Discussion in 'Politics' started by a_person, Apr 18, 2011.

  1. This is the saddest Easter in the long epic of Arab Christianity: The cross is near extinction in the lands of it origin.

    The numbers are telling. Today there is only one Middle Eastern country where the number of Christians has grown: Israel. As documented in the Israeli Central Bureau of Statistics, the Christian community that numbered 34,000 people in 1949 is now 163,000-strong, and will reach 187,000 in 2020.

    In the rest of the Middle East, the drive for Islamic purity is going to banish all traces of pre-Islamic pasts. This has affected not only Christians, but other non-Islamic communities too,

    According to a report on religious freedom compiled by the US Department of State, the number of Christians in Turkey declined from two million to 85,000; in Lebanon they have gone from 55% to 35% of the population; in Syria, from half the population they have been reduced to 4%; in Jordan, from 18% to 2%. In Iraq, they will be exterminated.
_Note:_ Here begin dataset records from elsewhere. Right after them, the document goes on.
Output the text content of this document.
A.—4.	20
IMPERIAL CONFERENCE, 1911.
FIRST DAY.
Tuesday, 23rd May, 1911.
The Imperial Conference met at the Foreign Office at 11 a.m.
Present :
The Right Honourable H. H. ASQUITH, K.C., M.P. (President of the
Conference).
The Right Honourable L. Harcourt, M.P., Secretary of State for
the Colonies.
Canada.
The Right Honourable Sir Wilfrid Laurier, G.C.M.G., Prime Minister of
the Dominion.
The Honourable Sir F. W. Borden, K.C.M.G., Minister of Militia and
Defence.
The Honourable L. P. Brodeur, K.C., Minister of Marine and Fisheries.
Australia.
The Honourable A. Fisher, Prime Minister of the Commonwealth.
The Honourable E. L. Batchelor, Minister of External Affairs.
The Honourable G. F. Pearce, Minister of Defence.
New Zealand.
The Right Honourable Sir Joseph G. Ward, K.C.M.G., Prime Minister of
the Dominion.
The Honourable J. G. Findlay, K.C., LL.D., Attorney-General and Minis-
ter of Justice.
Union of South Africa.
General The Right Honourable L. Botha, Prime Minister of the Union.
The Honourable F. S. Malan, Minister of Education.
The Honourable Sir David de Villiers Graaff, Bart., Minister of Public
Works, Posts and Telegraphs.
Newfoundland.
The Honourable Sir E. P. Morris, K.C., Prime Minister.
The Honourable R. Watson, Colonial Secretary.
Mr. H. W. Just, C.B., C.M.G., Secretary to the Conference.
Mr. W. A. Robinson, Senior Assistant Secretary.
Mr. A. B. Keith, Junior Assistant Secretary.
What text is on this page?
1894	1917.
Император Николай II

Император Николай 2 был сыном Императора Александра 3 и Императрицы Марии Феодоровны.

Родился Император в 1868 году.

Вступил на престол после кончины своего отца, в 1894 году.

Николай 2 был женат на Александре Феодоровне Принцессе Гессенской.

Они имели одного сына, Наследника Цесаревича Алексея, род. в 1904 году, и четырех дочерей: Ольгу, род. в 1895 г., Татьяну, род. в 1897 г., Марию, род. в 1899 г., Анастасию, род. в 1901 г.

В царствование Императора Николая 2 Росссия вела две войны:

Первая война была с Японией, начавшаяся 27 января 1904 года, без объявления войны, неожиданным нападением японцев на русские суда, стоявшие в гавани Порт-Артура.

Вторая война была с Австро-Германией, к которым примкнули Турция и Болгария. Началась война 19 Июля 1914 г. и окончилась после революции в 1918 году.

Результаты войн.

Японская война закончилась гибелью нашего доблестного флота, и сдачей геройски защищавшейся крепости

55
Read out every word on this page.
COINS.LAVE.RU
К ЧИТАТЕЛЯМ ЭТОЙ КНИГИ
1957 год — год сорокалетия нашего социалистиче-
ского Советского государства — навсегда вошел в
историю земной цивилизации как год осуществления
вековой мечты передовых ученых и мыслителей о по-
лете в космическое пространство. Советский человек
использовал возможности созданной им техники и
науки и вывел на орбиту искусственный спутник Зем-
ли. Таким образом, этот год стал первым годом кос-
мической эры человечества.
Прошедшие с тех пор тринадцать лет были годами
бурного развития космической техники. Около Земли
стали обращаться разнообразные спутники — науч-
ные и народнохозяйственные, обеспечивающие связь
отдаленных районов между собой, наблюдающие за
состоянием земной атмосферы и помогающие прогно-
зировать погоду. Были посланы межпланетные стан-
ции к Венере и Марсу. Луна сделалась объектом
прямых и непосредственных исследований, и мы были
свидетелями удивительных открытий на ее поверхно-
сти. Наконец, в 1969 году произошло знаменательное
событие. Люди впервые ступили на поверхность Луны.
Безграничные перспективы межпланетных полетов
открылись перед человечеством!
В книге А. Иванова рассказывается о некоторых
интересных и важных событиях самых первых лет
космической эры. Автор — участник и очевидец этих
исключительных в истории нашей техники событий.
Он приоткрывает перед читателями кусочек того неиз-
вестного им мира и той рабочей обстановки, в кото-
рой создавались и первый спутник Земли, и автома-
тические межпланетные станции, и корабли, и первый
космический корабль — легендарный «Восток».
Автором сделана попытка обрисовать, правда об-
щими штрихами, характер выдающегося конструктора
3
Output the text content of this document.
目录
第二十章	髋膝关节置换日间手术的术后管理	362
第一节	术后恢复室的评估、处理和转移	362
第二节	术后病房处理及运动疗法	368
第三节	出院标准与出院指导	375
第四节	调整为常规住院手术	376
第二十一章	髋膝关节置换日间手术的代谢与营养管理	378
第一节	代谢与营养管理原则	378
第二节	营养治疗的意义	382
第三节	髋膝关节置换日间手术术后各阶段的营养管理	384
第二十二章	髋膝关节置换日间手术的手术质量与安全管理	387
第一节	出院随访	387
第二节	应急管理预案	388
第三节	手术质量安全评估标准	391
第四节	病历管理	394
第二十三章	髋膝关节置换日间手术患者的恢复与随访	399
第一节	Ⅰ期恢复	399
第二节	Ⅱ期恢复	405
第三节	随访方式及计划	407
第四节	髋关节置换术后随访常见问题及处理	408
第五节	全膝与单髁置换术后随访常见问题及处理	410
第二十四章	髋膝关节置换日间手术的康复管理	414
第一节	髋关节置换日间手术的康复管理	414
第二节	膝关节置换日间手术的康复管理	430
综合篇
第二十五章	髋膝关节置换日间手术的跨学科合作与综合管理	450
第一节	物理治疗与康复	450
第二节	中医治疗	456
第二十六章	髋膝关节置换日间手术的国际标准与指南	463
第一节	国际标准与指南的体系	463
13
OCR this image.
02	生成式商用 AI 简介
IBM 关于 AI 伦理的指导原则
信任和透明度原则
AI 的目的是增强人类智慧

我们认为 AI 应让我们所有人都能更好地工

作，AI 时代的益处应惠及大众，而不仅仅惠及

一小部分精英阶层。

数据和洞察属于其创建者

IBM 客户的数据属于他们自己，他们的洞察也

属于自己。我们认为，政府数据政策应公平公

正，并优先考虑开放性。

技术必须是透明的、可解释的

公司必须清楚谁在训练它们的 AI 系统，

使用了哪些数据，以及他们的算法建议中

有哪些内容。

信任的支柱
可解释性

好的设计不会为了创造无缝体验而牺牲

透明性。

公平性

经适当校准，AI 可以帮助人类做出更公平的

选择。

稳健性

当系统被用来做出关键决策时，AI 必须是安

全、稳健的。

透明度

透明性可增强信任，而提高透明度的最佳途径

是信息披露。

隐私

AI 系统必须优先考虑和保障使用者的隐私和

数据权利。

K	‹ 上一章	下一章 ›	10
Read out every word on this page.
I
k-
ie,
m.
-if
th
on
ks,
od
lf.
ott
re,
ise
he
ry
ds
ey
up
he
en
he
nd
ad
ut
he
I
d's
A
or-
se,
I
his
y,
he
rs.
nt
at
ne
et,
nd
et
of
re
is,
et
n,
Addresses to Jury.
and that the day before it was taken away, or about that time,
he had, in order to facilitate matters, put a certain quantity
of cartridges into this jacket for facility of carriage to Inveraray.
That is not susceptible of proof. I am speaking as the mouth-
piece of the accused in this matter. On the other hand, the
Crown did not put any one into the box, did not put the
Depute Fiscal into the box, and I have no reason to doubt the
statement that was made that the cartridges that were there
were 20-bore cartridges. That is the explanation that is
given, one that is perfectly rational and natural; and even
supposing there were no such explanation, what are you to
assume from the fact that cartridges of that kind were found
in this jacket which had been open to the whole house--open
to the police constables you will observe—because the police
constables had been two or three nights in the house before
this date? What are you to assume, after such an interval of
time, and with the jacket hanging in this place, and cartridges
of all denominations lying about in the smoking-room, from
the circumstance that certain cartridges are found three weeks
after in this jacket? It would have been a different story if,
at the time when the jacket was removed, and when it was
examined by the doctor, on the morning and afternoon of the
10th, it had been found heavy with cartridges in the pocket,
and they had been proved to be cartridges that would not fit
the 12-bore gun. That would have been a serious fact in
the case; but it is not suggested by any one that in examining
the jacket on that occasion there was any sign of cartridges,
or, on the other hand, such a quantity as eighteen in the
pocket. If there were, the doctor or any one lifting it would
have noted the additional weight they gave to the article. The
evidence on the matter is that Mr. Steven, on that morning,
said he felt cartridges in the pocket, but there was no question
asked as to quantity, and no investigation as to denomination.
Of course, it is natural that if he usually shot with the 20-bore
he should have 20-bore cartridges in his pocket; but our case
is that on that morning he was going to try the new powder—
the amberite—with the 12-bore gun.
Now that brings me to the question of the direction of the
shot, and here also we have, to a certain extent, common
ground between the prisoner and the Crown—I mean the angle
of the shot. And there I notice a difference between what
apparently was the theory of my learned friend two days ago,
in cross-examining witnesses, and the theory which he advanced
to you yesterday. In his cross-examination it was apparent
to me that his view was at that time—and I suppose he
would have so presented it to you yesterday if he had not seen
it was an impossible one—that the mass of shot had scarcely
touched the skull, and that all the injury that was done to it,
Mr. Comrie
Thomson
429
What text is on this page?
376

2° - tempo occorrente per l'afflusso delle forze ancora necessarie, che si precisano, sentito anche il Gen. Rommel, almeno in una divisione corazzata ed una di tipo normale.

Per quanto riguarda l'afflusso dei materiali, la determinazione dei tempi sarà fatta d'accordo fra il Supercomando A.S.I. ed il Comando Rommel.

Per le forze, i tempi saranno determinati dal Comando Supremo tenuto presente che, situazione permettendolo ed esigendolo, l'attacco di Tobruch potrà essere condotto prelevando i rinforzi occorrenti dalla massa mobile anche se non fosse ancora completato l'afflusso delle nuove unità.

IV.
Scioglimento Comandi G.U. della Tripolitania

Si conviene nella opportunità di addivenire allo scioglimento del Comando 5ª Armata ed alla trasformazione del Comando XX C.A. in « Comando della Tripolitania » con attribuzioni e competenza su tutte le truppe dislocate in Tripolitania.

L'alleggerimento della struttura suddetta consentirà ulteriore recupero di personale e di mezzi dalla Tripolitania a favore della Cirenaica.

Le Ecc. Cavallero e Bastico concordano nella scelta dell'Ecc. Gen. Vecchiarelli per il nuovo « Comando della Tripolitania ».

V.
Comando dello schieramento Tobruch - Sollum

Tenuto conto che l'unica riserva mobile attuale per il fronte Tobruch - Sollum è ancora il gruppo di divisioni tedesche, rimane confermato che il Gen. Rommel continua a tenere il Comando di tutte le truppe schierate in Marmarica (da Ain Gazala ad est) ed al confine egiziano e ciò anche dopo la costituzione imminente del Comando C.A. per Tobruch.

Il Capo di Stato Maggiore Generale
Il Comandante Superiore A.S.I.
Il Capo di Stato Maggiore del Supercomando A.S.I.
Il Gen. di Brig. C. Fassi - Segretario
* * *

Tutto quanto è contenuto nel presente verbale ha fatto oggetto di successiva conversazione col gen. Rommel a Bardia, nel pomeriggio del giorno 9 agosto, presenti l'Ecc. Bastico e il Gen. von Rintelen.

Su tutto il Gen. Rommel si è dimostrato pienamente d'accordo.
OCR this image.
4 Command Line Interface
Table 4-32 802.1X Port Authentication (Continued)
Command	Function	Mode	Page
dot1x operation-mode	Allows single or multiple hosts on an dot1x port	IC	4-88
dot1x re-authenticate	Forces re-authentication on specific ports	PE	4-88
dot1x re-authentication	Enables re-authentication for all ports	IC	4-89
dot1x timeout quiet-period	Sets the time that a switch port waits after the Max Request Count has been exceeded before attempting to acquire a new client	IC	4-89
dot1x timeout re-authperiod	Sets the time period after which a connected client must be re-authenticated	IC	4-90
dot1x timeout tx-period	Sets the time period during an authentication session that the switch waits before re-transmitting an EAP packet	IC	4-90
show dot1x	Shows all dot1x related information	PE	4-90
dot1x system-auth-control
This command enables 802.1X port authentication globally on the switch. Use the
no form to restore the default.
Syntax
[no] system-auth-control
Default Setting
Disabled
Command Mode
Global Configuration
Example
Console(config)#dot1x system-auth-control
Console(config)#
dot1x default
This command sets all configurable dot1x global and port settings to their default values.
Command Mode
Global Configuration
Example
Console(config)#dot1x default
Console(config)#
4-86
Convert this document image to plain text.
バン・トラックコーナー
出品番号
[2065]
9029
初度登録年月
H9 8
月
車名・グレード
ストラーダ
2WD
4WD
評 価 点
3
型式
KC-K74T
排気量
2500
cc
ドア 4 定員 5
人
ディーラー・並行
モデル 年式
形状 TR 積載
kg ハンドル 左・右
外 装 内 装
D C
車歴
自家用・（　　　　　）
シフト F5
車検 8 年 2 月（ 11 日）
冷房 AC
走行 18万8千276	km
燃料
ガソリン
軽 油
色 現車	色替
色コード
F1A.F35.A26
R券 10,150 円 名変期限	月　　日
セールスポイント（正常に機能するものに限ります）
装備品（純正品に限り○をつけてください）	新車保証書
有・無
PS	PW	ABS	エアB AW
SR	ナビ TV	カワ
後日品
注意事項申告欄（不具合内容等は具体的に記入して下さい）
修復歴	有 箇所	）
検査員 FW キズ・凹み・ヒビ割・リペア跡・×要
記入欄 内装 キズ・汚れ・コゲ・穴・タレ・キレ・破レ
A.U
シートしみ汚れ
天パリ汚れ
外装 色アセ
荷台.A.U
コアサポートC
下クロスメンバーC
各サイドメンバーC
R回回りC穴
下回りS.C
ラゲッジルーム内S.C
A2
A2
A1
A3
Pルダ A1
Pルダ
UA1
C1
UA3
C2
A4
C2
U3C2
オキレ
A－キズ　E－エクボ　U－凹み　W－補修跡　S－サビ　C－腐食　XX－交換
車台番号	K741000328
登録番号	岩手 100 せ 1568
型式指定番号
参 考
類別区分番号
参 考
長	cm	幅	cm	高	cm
    In Iran, Christians have become virtually non-existent since 1979, when Khomeini ordered the immediate closure of all Christian schools. In Gaza, the 3,000 who remain are subjected to persecution. In Sudan, Christians in the South are forced into slavery.

    according to the Egyptian Federation for Human Rights, more than 70 Christians a week are asking to leave the country due to Islamist threats.


    http://www.ynetnews.com/articles/0,7340,L-4058379,00.html
     
  2. pspr

    pspr

    Those are sobering numbers.

    As Churchill once said, "...the Mahommedan religion increases, instead of lessening, the fury of intolerance. It was originally propagated by the sword, and ever since, its votaries have been subject, above the people of all other creeds, to this form of madness."